The Kyoto Agreement, agreed by the United Nations, will be in force on 16 February. This is the only international agreement available to protect the world from climatic change.
The Kyoto Agreement draws up the levels of CO2 emissions that can be allowed into the atmosphere and the Balearic Islands can have no exception in their rulings. Our regional contribution to lowering those gas emissions that have a greenhouse affect are nil.
In terms of Spain, the Balearic Islands increase in emissions is only below two other regions; the Canary Islands (76 percent) and Valencia (62 percent). The Balearic Islands are one area of the world where emissions have increased, in spite of the fact that there are no factories on the islands with a huge dependency on energy.
The Balearic emissions represent 2.33 percent of the Spanish total, whilst its population only represents 2.06 percent and it's Gross National Product (GNP) 2.59 percent.
Our region has these bleak figures in spite of not having any big factories that require massive energy needs and without huge gas emissions. However, the making of fossil fuel electricity (coal, oil and petrol) and transport problems (high numbers of private cars and the enormous dependency on air traffic for tourism) means that the gases emitted into the atmosphere that contribute to global warming are far above other Spanish regions that have a higher level of industrialisation.

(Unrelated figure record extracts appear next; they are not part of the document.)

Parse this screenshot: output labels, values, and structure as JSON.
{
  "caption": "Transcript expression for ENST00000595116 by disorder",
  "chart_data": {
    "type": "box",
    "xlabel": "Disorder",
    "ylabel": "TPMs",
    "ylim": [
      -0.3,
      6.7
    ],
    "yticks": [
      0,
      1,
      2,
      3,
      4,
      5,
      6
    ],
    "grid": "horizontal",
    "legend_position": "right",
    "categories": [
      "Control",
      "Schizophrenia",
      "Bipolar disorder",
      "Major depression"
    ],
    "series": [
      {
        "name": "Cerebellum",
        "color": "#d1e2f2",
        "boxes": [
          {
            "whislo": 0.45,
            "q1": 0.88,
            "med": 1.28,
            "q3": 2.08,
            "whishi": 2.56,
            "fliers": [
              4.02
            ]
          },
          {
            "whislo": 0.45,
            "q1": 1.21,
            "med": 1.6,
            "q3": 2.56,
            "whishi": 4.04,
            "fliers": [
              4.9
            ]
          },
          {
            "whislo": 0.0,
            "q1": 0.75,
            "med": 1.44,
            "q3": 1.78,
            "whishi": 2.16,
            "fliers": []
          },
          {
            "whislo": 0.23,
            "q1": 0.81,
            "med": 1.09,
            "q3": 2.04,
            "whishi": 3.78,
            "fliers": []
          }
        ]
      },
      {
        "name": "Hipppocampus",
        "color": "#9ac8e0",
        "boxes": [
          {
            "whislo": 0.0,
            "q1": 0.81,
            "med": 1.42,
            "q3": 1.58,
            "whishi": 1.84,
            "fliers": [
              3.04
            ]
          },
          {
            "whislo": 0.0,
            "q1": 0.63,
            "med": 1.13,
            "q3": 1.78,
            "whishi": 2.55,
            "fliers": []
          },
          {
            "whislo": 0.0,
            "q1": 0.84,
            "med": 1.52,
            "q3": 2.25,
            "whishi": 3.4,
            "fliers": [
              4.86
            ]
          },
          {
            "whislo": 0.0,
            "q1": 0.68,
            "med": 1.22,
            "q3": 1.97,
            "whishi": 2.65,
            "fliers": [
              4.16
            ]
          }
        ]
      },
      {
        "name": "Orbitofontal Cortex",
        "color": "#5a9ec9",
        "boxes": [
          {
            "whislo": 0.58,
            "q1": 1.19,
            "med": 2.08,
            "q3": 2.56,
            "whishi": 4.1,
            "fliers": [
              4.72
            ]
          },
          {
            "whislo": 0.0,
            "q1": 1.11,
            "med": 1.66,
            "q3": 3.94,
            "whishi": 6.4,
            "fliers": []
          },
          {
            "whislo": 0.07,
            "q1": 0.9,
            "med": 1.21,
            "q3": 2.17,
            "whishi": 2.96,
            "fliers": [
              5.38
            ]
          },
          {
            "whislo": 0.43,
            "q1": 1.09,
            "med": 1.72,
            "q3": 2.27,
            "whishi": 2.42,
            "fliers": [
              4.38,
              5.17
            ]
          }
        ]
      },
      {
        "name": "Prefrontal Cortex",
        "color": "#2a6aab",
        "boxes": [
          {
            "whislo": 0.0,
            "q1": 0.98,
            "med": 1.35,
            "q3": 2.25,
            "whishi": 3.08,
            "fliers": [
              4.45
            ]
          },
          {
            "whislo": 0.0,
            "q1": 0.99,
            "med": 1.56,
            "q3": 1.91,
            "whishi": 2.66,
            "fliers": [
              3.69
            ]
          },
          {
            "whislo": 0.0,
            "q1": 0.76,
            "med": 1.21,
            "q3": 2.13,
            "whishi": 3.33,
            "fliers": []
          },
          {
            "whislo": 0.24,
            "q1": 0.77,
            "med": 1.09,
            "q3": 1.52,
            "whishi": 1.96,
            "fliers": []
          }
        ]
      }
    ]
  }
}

In the Balearic Islands the gases emitted by the energy and transport industries represent 89 percent of the total. This only represents 29 percent for the transport industry, but which has experienced a 46 percent increase from 1990 to 2002. The transport industry represents 25 percent of the total increase in emissions on the islands.
In the same magazine, it was noted that energy consumption has increased the levels of gas emissions by 80 percent in the Balearic Islands, this represents 49 percent of the total and gives us an explanation for the huge increases experienced in the Balearic Islands.

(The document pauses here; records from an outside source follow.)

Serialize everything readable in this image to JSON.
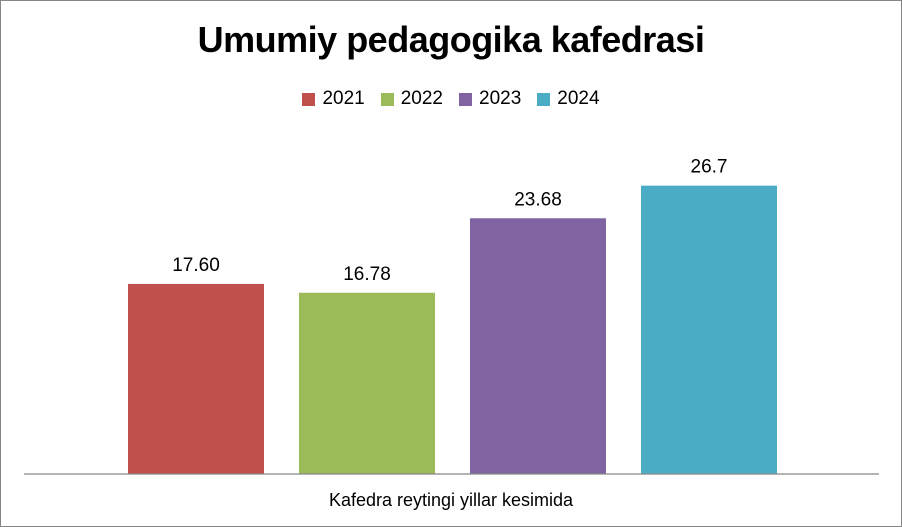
{
  "chart_data": {
    "type": "bar",
    "title": "Umumiy pedagogika kafedrasi",
    "xlabel": "Kafedra reytingi yillar kesimida",
    "ylabel": "",
    "legend_position": "top",
    "grid": false,
    "ylim": [
      0,
      30
    ],
    "series": [
      {
        "name": "2021",
        "value": 17.6,
        "label": "17.60",
        "color": "#C0504D"
      },
      {
        "name": "2022",
        "value": 16.78,
        "label": "16.78",
        "color": "#9BBB59"
      },
      {
        "name": "2023",
        "value": 23.68,
        "label": "23.68",
        "color": "#8064A2"
      },
      {
        "name": "2024",
        "value": 26.7,
        "label": "26.7",
        "color": "#4BACC6"
      }
    ]
  }
}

The Balearic Islands have little possibility of generating hydroelectric power and is currently waiting for the arrival of natural gas (estimated to arrive by 2007). The region has little diversification in energy consumption, since 66 percent (equivalent to two-thirds) depends on oil, 30 percent on coal (for the power station at Murterar in Alcúdia) and only 3.2 percent on renewable energy, according to a study researched by the Government Energy Department.
Energy consumption cost over 1 million euros in 2002
THE huge oil dependency in the Balearic Islands is mainly due to the needs required by the land and air transport industries.

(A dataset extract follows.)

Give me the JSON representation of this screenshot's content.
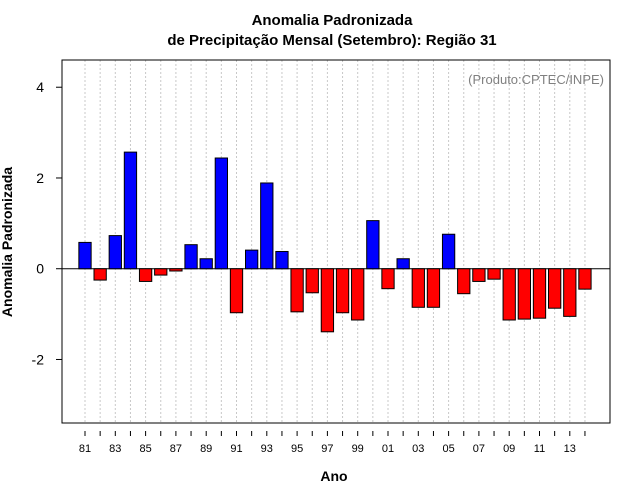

The transport industry uses 61 percent of total energy consumption on the islands, this is far above that in mainland Spain (40 percent) and the European Union (33 percent).
The consumption levels of the transport industry in the Balearic Islands is almost double to that in the EU. However, it must be noted, that the factories in Spain, as well as in the European Union, have considerable weight in energy consumption needs (31 and 29 percent respectively.) These levels scarcely feature for Balearic factories. This secondary sector takes up only 7 percent of the total energy consumption. The energy consumption for transport industries on land is 34 percent, whilst aviation and maritime industries arrive at 23 percent.